Regarding the unnoticed depositions, Defendants contend that they have not requested any depositions of BLX's employees and that BLX is incorrectly assuming the Defendants intend to depose all forty-six former or current employees. Id. Defendants state that they would only like to take a corporate deposition of BLX and proceed with the depositions of former employees Bill Hartley, Kevin Castro, and Robert T. Hawes. Id.
BLX argues that it seeks a protective order because producing the emails and employees for depositions is burdensome, costly, and irrelevant. See R. Doc. 21-1, at 3. BLX argues that the Defendants seek the production of over thirteen (13) years of internal communications from employees. Id. BLX contends that it is a small company and the satisfaction of this request would require a substantial devotion of time and expense. Id. BLX additionally argues that the Defendants are not entitled to any discovery pursuant to American Bank v. Saxena because as the Lender, BLX has met its burden of establishing that sums are due on a promissory note. See id. at 4 (citing Am. Bank v. Saxena, 553 So.2d 836, 842 (La. 1989)).
Furthermore, BLX contends that the Defendants are not entitled to conduct depositions because of the rule set forth in Saxena, which limits discovery. Id. at 5. BLX argues that it does not contest a Rule 30(b)(6) deposition but opposes the depositions of current and former employees. Id. BLX contends that the depositions are unnecessary, irrelevant and unduly burdensome, and only seek to delay and unnecessarily prolong this litigation and impose significant attorney fees. Id.

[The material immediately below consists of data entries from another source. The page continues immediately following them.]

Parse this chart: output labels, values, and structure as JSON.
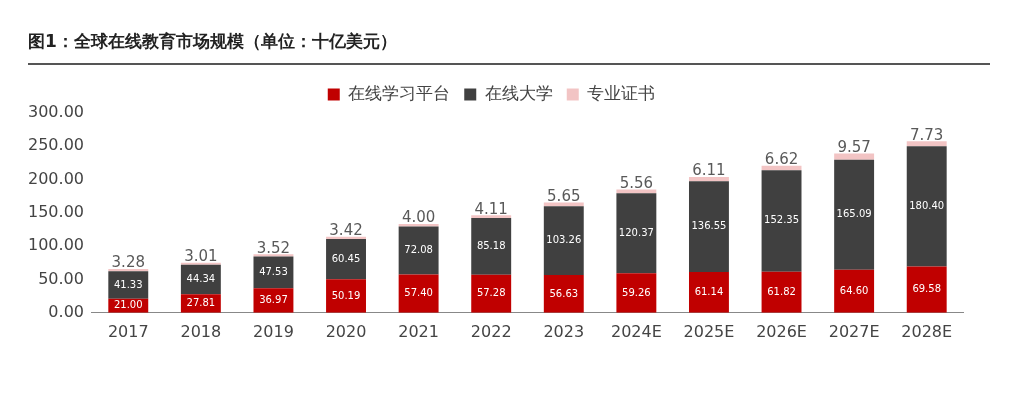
{
  "chart_data": {
    "type": "bar",
    "title": "图1：全球在线教育市场规模（单位：十亿美元）",
    "stacked": true,
    "legend": "top",
    "grid": false,
    "categories": [
      "2017",
      "2018",
      "2019",
      "2020",
      "2021",
      "2022",
      "2023",
      "2024E",
      "2025E",
      "2026E",
      "2027E",
      "2028E"
    ],
    "series": [
      {
        "name": "在线学习平台",
        "color": "#c00000",
        "values": [
          21.0,
          27.81,
          36.97,
          50.19,
          57.4,
          57.28,
          56.63,
          59.26,
          61.14,
          61.82,
          64.6,
          69.58
        ],
        "value_labels": [
          "21.00",
          "27.81",
          "36.97",
          "50.19",
          "57.40",
          "57.28",
          "56.63",
          "59.26",
          "61.14",
          "61.82",
          "64.60",
          "69.58"
        ]
      },
      {
        "name": "在线大学",
        "color": "#404040",
        "values": [
          41.33,
          44.34,
          47.53,
          60.45,
          72.08,
          85.18,
          103.26,
          120.37,
          136.55,
          152.35,
          165.09,
          180.4
        ],
        "value_labels": [
          "41.33",
          "44.34",
          "47.53",
          "60.45",
          "72.08",
          "85.18",
          "103.26",
          "120.37",
          "136.55",
          "152.35",
          "165.09",
          "180.40"
        ]
      },
      {
        "name": "专业证书",
        "color": "#f2c4c4",
        "values": [
          3.28,
          3.01,
          3.52,
          3.42,
          4.0,
          4.11,
          5.65,
          5.56,
          6.11,
          6.62,
          9.57,
          7.73
        ],
        "value_labels": [
          "3.28",
          "3.01",
          "3.52",
          "3.42",
          "4.00",
          "4.11",
          "5.65",
          "5.56",
          "6.11",
          "6.62",
          "9.57",
          "7.73"
        ]
      }
    ],
    "ylim": [
      0,
      300
    ],
    "yticks": [
      {
        "value": 0,
        "label": "0.00"
      },
      {
        "value": 50,
        "label": "50.00"
      },
      {
        "value": 100,
        "label": "100.00"
      },
      {
        "value": 150,
        "label": "150.00"
      },
      {
        "value": 200,
        "label": "200.00"
      },
      {
        "value": 250,
        "label": "250.00"
      },
      {
        "value": 300,
        "label": "300.00"
      }
    ]
  }
}
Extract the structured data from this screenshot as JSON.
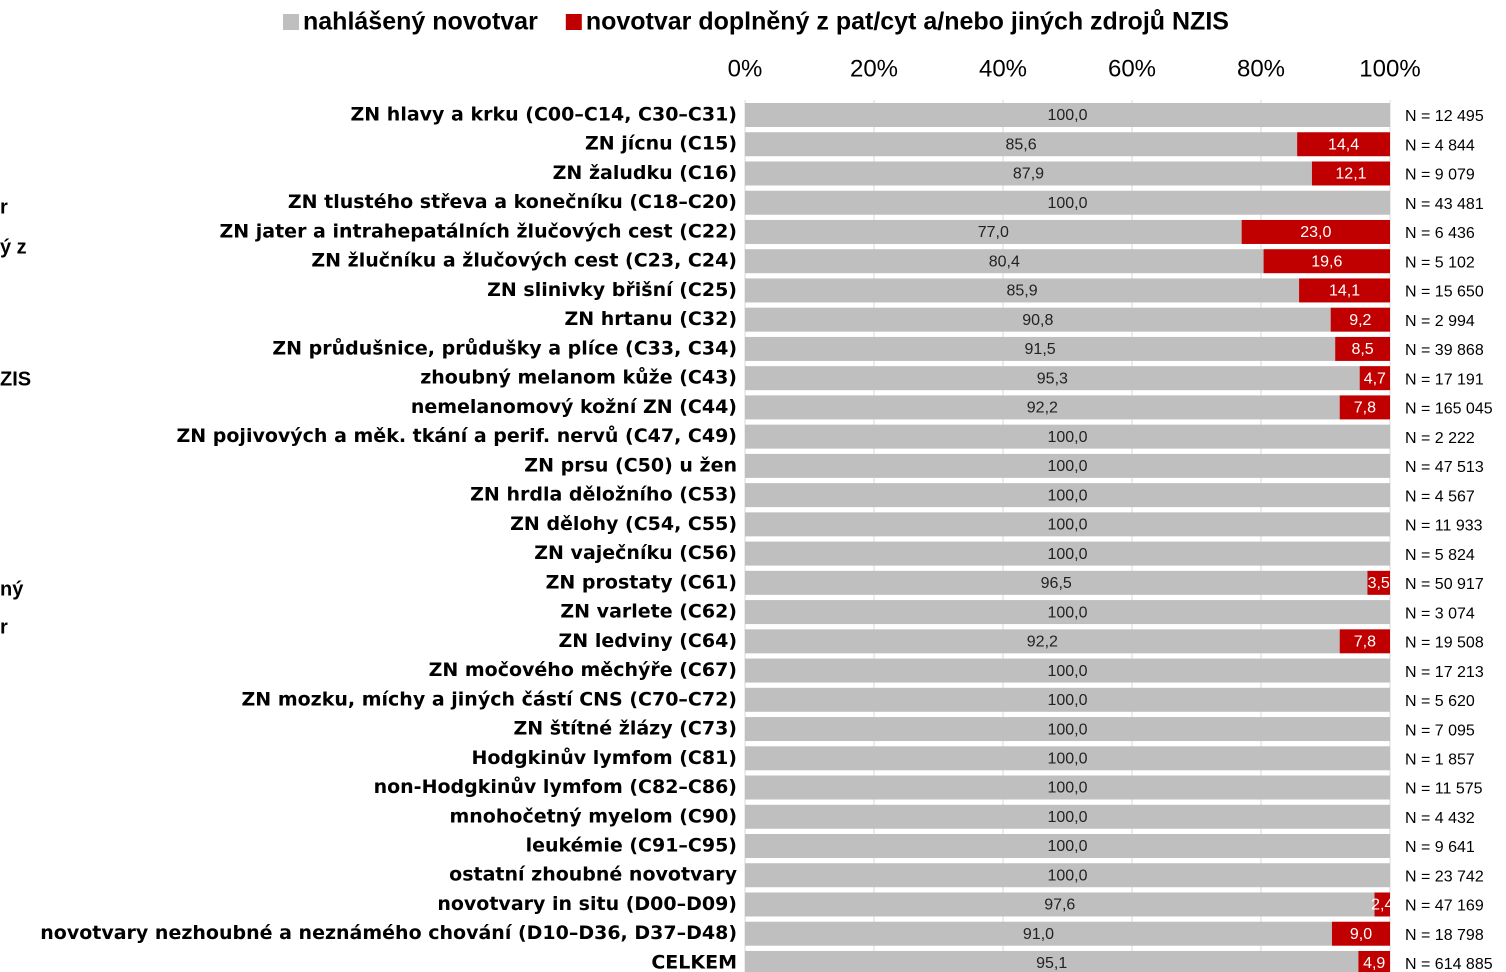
{
  "chart_data": {
    "type": "stacked_barh",
    "categories": [
      "ZN hlavy a krku (C00–C14, C30–C31)",
      "ZN jícnu (C15)",
      "ZN žaludku (C16)",
      "ZN tlustého střeva a konečníku (C18–C20)",
      "ZN jater a intrahepatálních žlučových cest (C22)",
      "ZN žlučníku a žlučových cest (C23, C24)",
      "ZN slinivky břišní (C25)",
      "ZN hrtanu (C32)",
      "ZN průdušnice, průdušky a plíce (C33, C34)",
      "zhoubný melanom kůže (C43)",
      "nemelanomový kožní ZN (C44)",
      "ZN pojivových a měk. tkání a perif. nervů (C47, C49)",
      "ZN prsu (C50) u žen",
      "ZN hrdla děložního (C53)",
      "ZN dělohy (C54, C55)",
      "ZN vaječníku (C56)",
      "ZN prostaty (C61)",
      "ZN varlete (C62)",
      "ZN ledviny (C64)",
      "ZN močového měchýře (C67)",
      "ZN mozku, míchy a jiných částí CNS (C70–C72)",
      "ZN štítné žlázy (C73)",
      "Hodgkinův lymfom (C81)",
      "non-Hodgkinův lymfom (C82–C86)",
      "mnohočetný myelom (C90)",
      "leukémie (C91–C95)",
      "ostatní zhoubné novotvary",
      "novotvary in situ (D00–D09)",
      "novotvary nezhoubné a neznámého chování (D10–D36, D37–D48)",
      "CELKEM"
    ],
    "series": [
      {
        "name": "nahlášený novotvar",
        "color": "#bfbfbf",
        "label_color": "#222222",
        "values": [
          100,
          85.6,
          87.9,
          100,
          77.0,
          80.4,
          85.9,
          90.8,
          91.5,
          95.3,
          92.2,
          100,
          100,
          100,
          100,
          100,
          96.5,
          100,
          92.2,
          100,
          100,
          100,
          100,
          100,
          100,
          100,
          100,
          97.6,
          91.0,
          95.1
        ],
        "value_labels": [
          "100,0",
          "85,6",
          "87,9",
          "100,0",
          "77,0",
          "80,4",
          "85,9",
          "90,8",
          "91,5",
          "95,3",
          "92,2",
          "100,0",
          "100,0",
          "100,0",
          "100,0",
          "100,0",
          "96,5",
          "100,0",
          "92,2",
          "100,0",
          "100,0",
          "100,0",
          "100,0",
          "100,0",
          "100,0",
          "100,0",
          "100,0",
          "97,6",
          "91,0",
          "95,1"
        ]
      },
      {
        "name": "novotvar doplněný z pat/cyt a/nebo jiných zdrojů NZIS",
        "color": "#c00000",
        "label_color": "#ffffff",
        "values": [
          0,
          14.4,
          12.1,
          0,
          23.0,
          19.6,
          14.1,
          9.2,
          8.5,
          4.7,
          7.8,
          0,
          0,
          0,
          0,
          0,
          3.5,
          0,
          7.8,
          0,
          0,
          0,
          0,
          0,
          0,
          0,
          0,
          2.4,
          9.0,
          4.9
        ],
        "value_labels": [
          null,
          "14,4",
          "12,1",
          null,
          "23,0",
          "19,6",
          "14,1",
          "9,2",
          "8,5",
          "4,7",
          "7,8",
          null,
          null,
          null,
          null,
          null,
          "3,5",
          null,
          "7,8",
          null,
          null,
          null,
          null,
          null,
          null,
          null,
          null,
          "2,4",
          "9,0",
          "4,9"
        ]
      }
    ],
    "n_labels": [
      "N = 12 495",
      "N = 4 844",
      "N = 9 079",
      "N = 43 481",
      "N = 6 436",
      "N = 5 102",
      "N = 15 650",
      "N = 2 994",
      "N = 39 868",
      "N = 17 191",
      "N = 165 045",
      "N = 2 222",
      "N = 47 513",
      "N = 4 567",
      "N = 11 933",
      "N = 5 824",
      "N = 50 917",
      "N = 3 074",
      "N = 19 508",
      "N = 17 213",
      "N = 5 620",
      "N = 7 095",
      "N = 1 857",
      "N = 11 575",
      "N = 4 432",
      "N = 9 641",
      "N = 23 742",
      "N = 47 169",
      "N = 18 798",
      "N = 614 885"
    ],
    "side_text": [
      "r",
      "ý z",
      "ZIS",
      "ný",
      "r"
    ],
    "xlim": [
      0,
      100
    ],
    "xticks": [
      {
        "value": 0,
        "label": "0%"
      },
      {
        "value": 20,
        "label": "20%"
      },
      {
        "value": 40,
        "label": "40%"
      },
      {
        "value": 60,
        "label": "60%"
      },
      {
        "value": 80,
        "label": "80%"
      },
      {
        "value": 100,
        "label": "100%"
      }
    ],
    "grid": true
  }
}
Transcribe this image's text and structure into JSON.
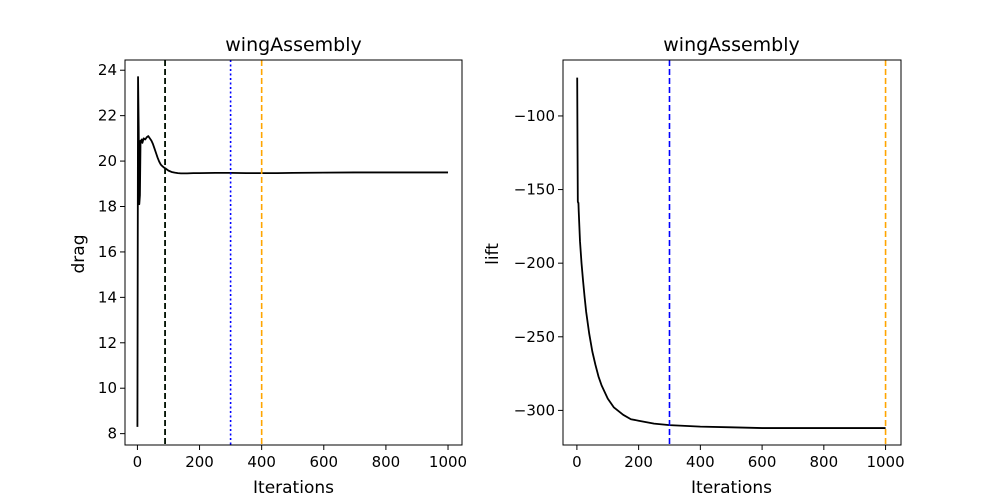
{
  "chart_data": [
    {
      "type": "line",
      "title": "wingAssembly",
      "xlabel": "Iterations",
      "ylabel": "drag",
      "xlim": [
        -40,
        1045
      ],
      "ylim": [
        7.5,
        24.45
      ],
      "xticks": [
        0,
        200,
        400,
        600,
        800,
        1000
      ],
      "xtick_labels": [
        "0",
        "200",
        "400",
        "600",
        "800",
        "1000"
      ],
      "yticks": [
        8,
        10,
        12,
        14,
        16,
        18,
        20,
        22,
        24
      ],
      "ytick_labels": [
        "8",
        "10",
        "12",
        "14",
        "16",
        "18",
        "20",
        "22",
        "24"
      ],
      "grid": false,
      "series": [
        {
          "color": "#000000",
          "x": [
            0,
            2,
            4,
            6,
            8,
            10,
            12,
            14,
            16,
            18,
            20,
            25,
            30,
            35,
            40,
            45,
            50,
            55,
            60,
            65,
            70,
            75,
            80,
            85,
            90,
            95,
            100,
            110,
            120,
            130,
            140,
            150,
            160,
            180,
            200,
            250,
            300,
            350,
            400,
            450,
            500,
            600,
            700,
            800,
            900,
            1000
          ],
          "y": [
            8.3,
            23.7,
            21.5,
            18.1,
            18.5,
            20.9,
            20.9,
            20.95,
            20.8,
            20.9,
            21.0,
            20.95,
            21.05,
            21.1,
            21.0,
            20.9,
            20.75,
            20.55,
            20.35,
            20.15,
            19.98,
            19.85,
            19.78,
            19.72,
            19.68,
            19.63,
            19.58,
            19.52,
            19.49,
            19.47,
            19.46,
            19.46,
            19.46,
            19.47,
            19.47,
            19.48,
            19.48,
            19.47,
            19.47,
            19.47,
            19.48,
            19.49,
            19.5,
            19.5,
            19.5,
            19.5
          ]
        }
      ],
      "vlines": [
        {
          "x": 89,
          "color": "#008000",
          "style": "dashed"
        },
        {
          "x": 89,
          "color": "#000000",
          "style": "dashed"
        },
        {
          "x": 300,
          "color": "#0000ff",
          "style": "dotted"
        },
        {
          "x": 400,
          "color": "#ffa500",
          "style": "dashed"
        }
      ]
    },
    {
      "type": "line",
      "title": "wingAssembly",
      "xlabel": "Iterations",
      "ylabel": "lift",
      "xlim": [
        -45,
        1050
      ],
      "ylim": [
        -323.5,
        -62
      ],
      "xticks": [
        0,
        200,
        400,
        600,
        800,
        1000
      ],
      "xtick_labels": [
        "0",
        "200",
        "400",
        "600",
        "800",
        "1000"
      ],
      "yticks": [
        -100,
        -150,
        -200,
        -250,
        -300
      ],
      "ytick_labels": [
        "−100",
        "−150",
        "−200",
        "−250",
        "−300"
      ],
      "grid": false,
      "series": [
        {
          "color": "#000000",
          "x": [
            1,
            2,
            3,
            4,
            5,
            6,
            8,
            10,
            15,
            20,
            25,
            30,
            40,
            50,
            60,
            70,
            80,
            100,
            120,
            150,
            175,
            200,
            250,
            300,
            350,
            400,
            500,
            600,
            700,
            800,
            900,
            1000
          ],
          "y": [
            -74,
            -120,
            -158,
            -159,
            -159,
            -165,
            -175,
            -185,
            -200,
            -212,
            -223,
            -233,
            -248,
            -260,
            -269,
            -277,
            -283,
            -292,
            -298,
            -303,
            -306,
            -307,
            -309,
            -310,
            -310.5,
            -311,
            -311.5,
            -312,
            -312,
            -312,
            -312,
            -312
          ]
        }
      ],
      "vlines": [
        {
          "x": 300,
          "color": "#0000ff",
          "style": "dashed"
        },
        {
          "x": 1000,
          "color": "#ffa500",
          "style": "dashed"
        }
      ]
    }
  ]
}
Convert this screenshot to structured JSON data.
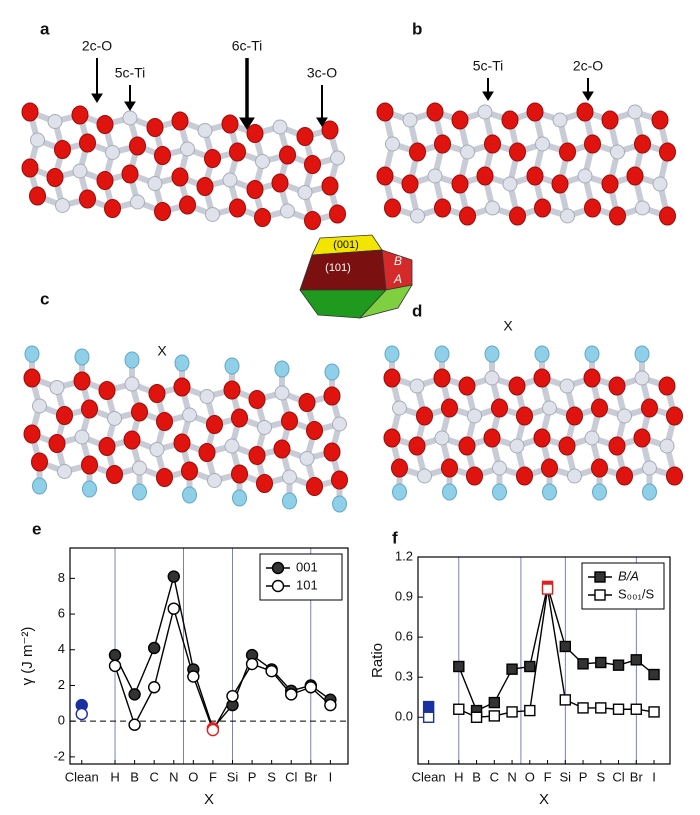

Pursuant to Rule 26(c), the burden is upon BLX to show that good cause exists to protect it from producing the emails and from producing its employees for depositions. Counsel for BLX was asked during oral arguments to articulate why the emails at issue are not relevant. Counsel was not able to articulate a specific reason why the emails were not relevant and represented to the Court that it has not actually reviewed any of the emails at issue to determine their relevancy. Without any evidence to support it, counsel's baseless assertions and personal beliefs are not enough to affect this Court's relevancy analysis. Furthermore, the Defendants only request emails from six employees and all emails regarding the liquidation and appraisal of Bilco. This request is further narrowed by eight search terms, which vastly limit the amount of emails that must be produced and help to limit the burden and cost of production.
As to BLX's argument that the Defendants are not entitled to discovery pursuant to the Louisiana Supreme Court decision American Bank v. Saxena, the Court finds this argument misplaced. It is well established that "[u]nder the Erie doctrine, `federal courts sitting in diversity apply state substantive law and federal procedural law.'" Nat'l Liab. & Fire Ins. Co. v. R & R Marine, Inc., 756 F.3d 825, 834 (5th Cir. 2014) (quoting Gasperini v. Ctr. for Humanities, Inc., 518 U.S. 415, 427, 116 S.Ct. 2211 (1996)). Thus, state case law does not affect the rules of discovery and Saxena has no bearing on the discovery in this case.
Finally, no depositions have been noticed at this time so it is premature to request a protective order for speculative discovery that may never be requested. Without a subpoena noticing the depositions, the Court cannot assess the relevancy of the depositions. Consequently, the protective order is denied as to the unnoticed depositions.